L’association soutient que :
- elle a intérêt pour agir, dès lors que l’arrêté en litige porte une atteinte grave et manifestement illégale à des libertés fondamentales dont la protection constitue le fondement même de son objet social et que, dans un contexte particulier qui concerne l’ensemble du territoire national, la mesure qu’il édicte a vocation à être reprise par de nombreux maires compte tenu de l’écho donné aux déclarations du maire de Nice dans la presse nationale ;
- il y a urgence en ce que l’arrêté en litige affecte gravement les droits et libertés de l’ensemble de la population de la commune, et qu’il instaure un dispositif de sanction pénale par l’infliction de l’amende prévue pour les contraventions de 1ère classe ;
- l’acte en litige porte une atteinte manifestement illégale à la liberté d’aller et venir, au droit au respect de la vie privée et familiale, à la liberté du commerce et de l’industrie et à
2 N° 2001782 la liberté personnelle ; il été pris par une autorité incompétente, dès lors que l’édiction de mesures de police a été réservée par les textes relatifs à l’état d’urgence sanitaire aux autorités nationales et aux préfets de département ; les restrictions de circulation qu’il met en œuvre sont injustifiées et disproportionnées, alors que le préfet a pris un arrêté instaurant un couvre- feu à des horaires différents sur le territoire de plusieurs communes dont la ville de Nice ; les mesures prises par le maire ne saurait être regardées comme justifiées par des raisons impérieuses liées à des circonstances locales rendant indispensable leur édiction ; il apparait que la décision municipale tendant à cibler certains quartiers repose sur un postulat erroné et même discriminatoire, en ce qu’elle suggère que la population domiciliée dans les neuf secteurs ne respecterait pas les règles nationales et préfectorales de confinement ; à supposer que certains habitants de ces neuf secteurs visés par l’arrêté persisteraient à ne pas respecter les règles qui régissent le confinement, une telle considération ne relèverait en rien des raisons impérieuses liées à des circonstances locales qui rendraient indispensable la mesure litigieuse ; la sanction du non-respect de l’arrêté du préfet étant une contravention de 4è classe, la décision du maire, ajoutant une norme différente, est de nature à affecter directement la cohérence et l’efficacité de celle-ci.

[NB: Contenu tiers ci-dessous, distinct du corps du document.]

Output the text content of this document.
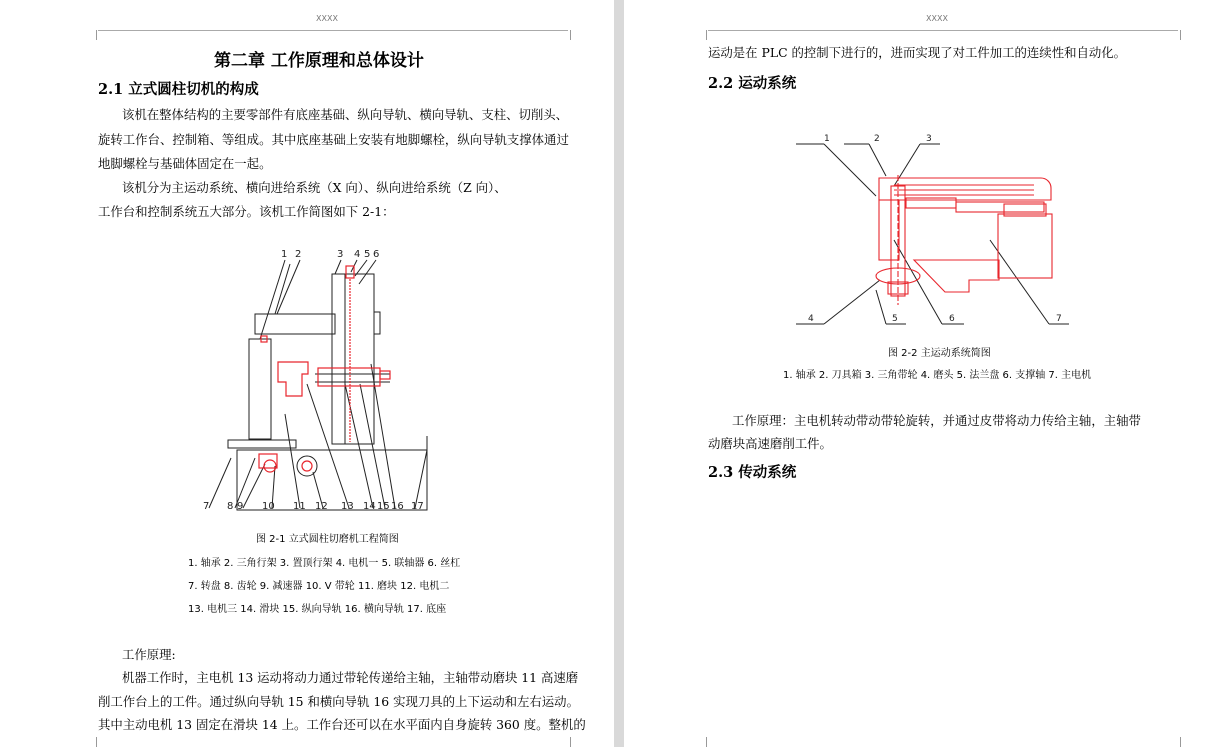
XXXX
第二章 工作原理和总体设计
2.1 立式圆柱切机的构成
该机在整体结构的主要零部件有底座基础、纵向导轨、横向导轨、支柱、切削头、
旋转工作台、控制箱、等组成。其中底座基础上安装有地脚螺栓，纵向导轨支撑体通过
地脚螺栓与基础体固定在一起。
该机分为主运动系统、横向进给系统（X 向）、纵向进给系统（Z 向）、
工作台和控制系统五大部分。该机工作简图如下 2-1：
1 2	3 4 5 6
7 8 9 10 11 12 13 14 15 16 17
图 2-1 立式圆柱切磨机工程简图
1. 轴承 2. 三角行架 3. 置顶行架 4. 电机一 5. 联轴器 6. 丝杠
7. 转盘 8. 齿轮 9. 减速器 10. V 带轮 11. 磨块 12. 电机二
13. 电机三 14. 滑块 15. 纵向导轨 16. 横向导轨 17. 底座
工作原理:
机器工作时，主电机 13 运动将动力通过带轮传递给主轴，主轴带动磨块 11 高速磨
削工作台上的工件。通过纵向导轨 15 和横向导轨 16 实现刀具的上下运动和左右运动。
其中主动电机 13 固定在滑块 14 上。工作台还可以在水平面内自身旋转 360 度。整机的
XXXX
运动是在 PLC 的控制下进行的，进而实现了对工件加工的连续性和自动化。
2.2 运动系统
1	2	3
4	5	6	7
图 2-2 主运动系统简图
1. 轴承 2. 刀具箱 3. 三角带轮 4. 磨头 5. 法兰盘 6. 支撑轴 7. 主电机
工作原理：主电机转动带动带轮旋转，并通过皮带将动力传给主轴，主轴带
动磨块高速磨削工件。
2.3 传动系统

Par un mémoire en défense, enregistré le 20 avril 2020, la commune de Nice, représentée par Me Letellier, conclut au rejet de la requête et à ce que la somme de 5 000 euros soit mise à la charge de la Ligue des droits de l’homme au titre de l’article L. 761-1 du code de justice administrative.
La commune soutient que :
- il n’y a pas d’urgence dès lors que l’arrêté contesté n’est que le renouvellement d’une précédente décision du 7 avril 2020 ; l’intérêt public justifie la mesure querellée ;
- l’arrêté attaqué ne porte atteinte à aucune liberté fondamentale, d’une manière qui puisse, en outre, être qualifiée de grave et manifestement illégale ;
- le maire est compétent pour édicter une telle mesure, dès lors qu’il lui est loisible de faire usage de son pouvoir de police administrative générale afin de compléter et permettre la mise en œuvre des mesures de police spéciale prises au niveau national ; l’arrêté n’édicte aucune mesure sanitaire nouvelle empiétant sur le pouvoir de police spéciale sanitaire ; il s’agit d’un pur acte de police générale ; la mesure est adaptée à l’objectif poursuivi en ce qu’elle interdit l’accès à certains lieux et à certaines périodes, le tout de manière très limitée sur le plan géographie, 1,3 % du territoire communal et temporel de 20 h à 5 h jusqu’au 11 mai 2020, et prévoit des dérogations ; elle est également justifiée par les circonstances locales et répond aux très nombreuses doléances de riverains de ces quartiers, constatant des regroupements et « stagnations » de personnes sur le domaine public en fin de journée, confirmées par le constat de manquements aux règles de confinement notamment par verbalisation, dans des proportions supérieures aux autres quartiers de la ville, que ce soit en primo-infraction qu’en délit en réitération où ce taux atteint 50%, eu égard à la faible partie du territoire concerné ;
Vu les autres pièces du dossier.
Vu :
- le code général des collectivités territoriales ;
- le code de la santé publique ;
- la loi n°2020-290 du 23 mars 2020 ;
3 N° 2001782
- le décret n°2020-293 du 23 mars 2020 ;
- le décret n°2020-314 du 25 mars 2020 ;
- le décret n°2020-337 du 26 mars 2020 ;
- le code de justice administrative.
Les parties ont été régulièrement averties du jour de l’audience publique.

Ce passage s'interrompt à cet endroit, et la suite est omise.